The story is told of a young seminarian attending his first theology class when a “fight” broke out. He listened intently as the class of upperclassmen staked out their positions on freewill and predestination. The division was so intense that the groups separated, each to their own corner of the room. The new student weighed the points made, and though he still had many questions, decided that the predestination group was more in line with his views of what Scripture taught, so he walked over and joined them. These veterans of theological debate looked at the novice and asked, “Why did you come to join us?” He answered, “I came of my own freewill.” Immediately they howled, “Then you don’t belong with us—go away and join the other group!” A bit dejected at first, he trudged over to the other group, that quizzed him on arrival, “So, why have you decided to join up with us?” His response was, “I was compelled to come.” They yelled at him and shoved him, “Then you don’t belong with us!” The poor fellow was left standing out in the cold, feeling like he didn’t belong in either camp!
That’s where you may be today in this discussion that has often led to discord and division. You’re not sure about this business of freewill and predestination. Yet, we cannot and should not avoid the subject that is thoroughly biblical. For instance, Paul wrote these words in Romans 8:29-30:
29 For whom He foreknew, He also predestined to be conformed to the image of His Son, that He might be the firstborn among many brethren.
30 Moreover whom He predestined, these He also called; whom He called, these He also justified; and whom He justified, these He also glorified.

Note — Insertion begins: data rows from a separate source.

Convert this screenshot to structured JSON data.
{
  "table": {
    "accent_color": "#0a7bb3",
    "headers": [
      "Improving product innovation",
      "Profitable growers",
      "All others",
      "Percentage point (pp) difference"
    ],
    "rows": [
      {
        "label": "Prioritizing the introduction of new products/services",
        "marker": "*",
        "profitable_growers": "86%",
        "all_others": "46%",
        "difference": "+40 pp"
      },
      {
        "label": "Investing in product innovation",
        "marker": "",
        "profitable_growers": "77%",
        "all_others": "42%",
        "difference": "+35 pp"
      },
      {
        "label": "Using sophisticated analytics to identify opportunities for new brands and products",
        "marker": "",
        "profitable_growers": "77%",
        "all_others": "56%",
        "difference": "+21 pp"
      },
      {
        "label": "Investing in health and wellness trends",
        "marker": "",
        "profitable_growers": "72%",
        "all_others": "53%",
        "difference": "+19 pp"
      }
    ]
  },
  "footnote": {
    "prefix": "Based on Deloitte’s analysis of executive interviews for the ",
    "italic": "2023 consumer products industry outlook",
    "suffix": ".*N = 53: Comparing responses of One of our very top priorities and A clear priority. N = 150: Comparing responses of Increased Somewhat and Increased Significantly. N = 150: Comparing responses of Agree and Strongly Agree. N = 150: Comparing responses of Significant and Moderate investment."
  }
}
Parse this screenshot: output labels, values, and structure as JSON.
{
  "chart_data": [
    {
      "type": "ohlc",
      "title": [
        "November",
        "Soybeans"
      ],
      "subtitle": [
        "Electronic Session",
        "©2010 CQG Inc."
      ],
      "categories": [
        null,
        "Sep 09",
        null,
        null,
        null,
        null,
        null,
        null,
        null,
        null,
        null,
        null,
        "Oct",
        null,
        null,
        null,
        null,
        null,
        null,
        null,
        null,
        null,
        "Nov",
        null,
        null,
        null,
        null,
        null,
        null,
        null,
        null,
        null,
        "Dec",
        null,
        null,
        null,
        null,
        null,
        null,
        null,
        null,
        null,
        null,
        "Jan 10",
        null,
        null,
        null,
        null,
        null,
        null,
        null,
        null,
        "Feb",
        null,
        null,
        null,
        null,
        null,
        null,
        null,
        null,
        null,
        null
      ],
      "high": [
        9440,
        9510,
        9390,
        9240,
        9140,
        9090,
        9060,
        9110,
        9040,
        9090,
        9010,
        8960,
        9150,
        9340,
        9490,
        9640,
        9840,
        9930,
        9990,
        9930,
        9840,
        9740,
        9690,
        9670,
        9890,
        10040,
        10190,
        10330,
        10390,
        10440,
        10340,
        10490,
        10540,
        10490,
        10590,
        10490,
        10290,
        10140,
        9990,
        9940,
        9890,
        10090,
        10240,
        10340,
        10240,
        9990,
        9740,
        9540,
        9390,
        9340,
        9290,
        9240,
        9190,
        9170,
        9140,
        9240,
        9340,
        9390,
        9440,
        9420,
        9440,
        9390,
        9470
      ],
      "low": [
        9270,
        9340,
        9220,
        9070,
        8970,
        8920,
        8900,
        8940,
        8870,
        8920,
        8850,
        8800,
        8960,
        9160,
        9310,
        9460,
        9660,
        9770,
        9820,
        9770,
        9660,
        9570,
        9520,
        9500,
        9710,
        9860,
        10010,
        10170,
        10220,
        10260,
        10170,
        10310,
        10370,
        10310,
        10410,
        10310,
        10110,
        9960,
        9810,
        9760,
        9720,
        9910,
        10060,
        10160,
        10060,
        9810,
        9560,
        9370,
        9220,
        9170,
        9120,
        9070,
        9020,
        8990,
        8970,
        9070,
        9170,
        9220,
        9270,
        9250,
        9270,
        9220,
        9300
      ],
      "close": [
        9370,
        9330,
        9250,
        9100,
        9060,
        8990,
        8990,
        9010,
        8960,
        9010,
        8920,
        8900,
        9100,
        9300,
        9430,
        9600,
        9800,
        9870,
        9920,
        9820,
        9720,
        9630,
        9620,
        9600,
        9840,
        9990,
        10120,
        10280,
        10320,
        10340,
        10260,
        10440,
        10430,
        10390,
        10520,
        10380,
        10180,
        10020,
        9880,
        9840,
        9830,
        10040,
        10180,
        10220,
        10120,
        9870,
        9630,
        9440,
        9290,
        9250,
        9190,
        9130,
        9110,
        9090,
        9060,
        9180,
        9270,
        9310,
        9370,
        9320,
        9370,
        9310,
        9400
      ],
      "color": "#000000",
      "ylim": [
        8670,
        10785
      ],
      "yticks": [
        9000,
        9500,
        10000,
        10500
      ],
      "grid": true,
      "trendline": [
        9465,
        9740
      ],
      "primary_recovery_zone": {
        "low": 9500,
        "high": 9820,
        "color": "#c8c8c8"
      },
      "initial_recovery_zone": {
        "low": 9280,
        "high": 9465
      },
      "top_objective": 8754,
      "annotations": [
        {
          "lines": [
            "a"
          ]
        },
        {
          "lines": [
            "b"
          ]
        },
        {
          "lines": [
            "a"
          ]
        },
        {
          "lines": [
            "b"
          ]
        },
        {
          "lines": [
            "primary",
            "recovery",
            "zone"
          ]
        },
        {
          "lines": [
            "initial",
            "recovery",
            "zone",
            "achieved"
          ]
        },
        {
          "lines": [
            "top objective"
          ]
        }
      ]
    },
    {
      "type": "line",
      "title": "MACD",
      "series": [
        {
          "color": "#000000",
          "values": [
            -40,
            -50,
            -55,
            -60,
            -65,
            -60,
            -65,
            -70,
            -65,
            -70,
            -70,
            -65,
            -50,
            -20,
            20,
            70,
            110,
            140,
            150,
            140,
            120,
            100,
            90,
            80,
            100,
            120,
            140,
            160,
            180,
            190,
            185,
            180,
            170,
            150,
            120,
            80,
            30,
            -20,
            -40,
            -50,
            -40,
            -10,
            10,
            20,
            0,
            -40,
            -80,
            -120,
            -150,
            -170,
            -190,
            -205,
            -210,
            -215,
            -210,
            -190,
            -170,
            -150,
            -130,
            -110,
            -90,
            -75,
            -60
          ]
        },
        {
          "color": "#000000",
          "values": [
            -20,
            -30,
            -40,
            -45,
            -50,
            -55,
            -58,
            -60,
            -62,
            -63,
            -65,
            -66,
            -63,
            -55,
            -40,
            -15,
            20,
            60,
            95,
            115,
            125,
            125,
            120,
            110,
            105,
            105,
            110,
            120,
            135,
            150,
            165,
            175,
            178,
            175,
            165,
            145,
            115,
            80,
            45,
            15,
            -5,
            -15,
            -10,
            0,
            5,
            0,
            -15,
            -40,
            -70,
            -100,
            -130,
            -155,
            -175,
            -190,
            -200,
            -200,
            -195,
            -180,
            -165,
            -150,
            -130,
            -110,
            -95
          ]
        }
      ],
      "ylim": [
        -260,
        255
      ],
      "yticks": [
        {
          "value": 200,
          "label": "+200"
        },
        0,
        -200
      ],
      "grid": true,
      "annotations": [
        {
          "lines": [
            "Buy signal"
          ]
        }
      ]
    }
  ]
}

This week we are going to attempt to crack open the door and invite you in from the cold and into the warm light of God’s truth. We will seek to say what God says and try not to say more (nor less) than what He says. Sometimes a subtle danger to the preacher is to attempt to read between the verses and impose his own thoughts on the text or to skip over the difficult verses and focus on those requiring little in the way of controversy. As concerning our salvation, we must affirm Divine sovereignty and on the other hand, human responsibility. Neglecting the former is to make God our servant and man the Lord as God waits for our response before He acts to save us, and to deny the latter is to make those created in His image to be mere puppets manipulated by fatalistic strings. As in most Biblical truth, it is very narrow—a tightrope where we must maintain balance, lest we fall into error. Only with the grace and wisdom of God can we hope to grasp such lofty concepts. Let us pray for the Holy Spirit to guide us into all truth, even as Christ promised.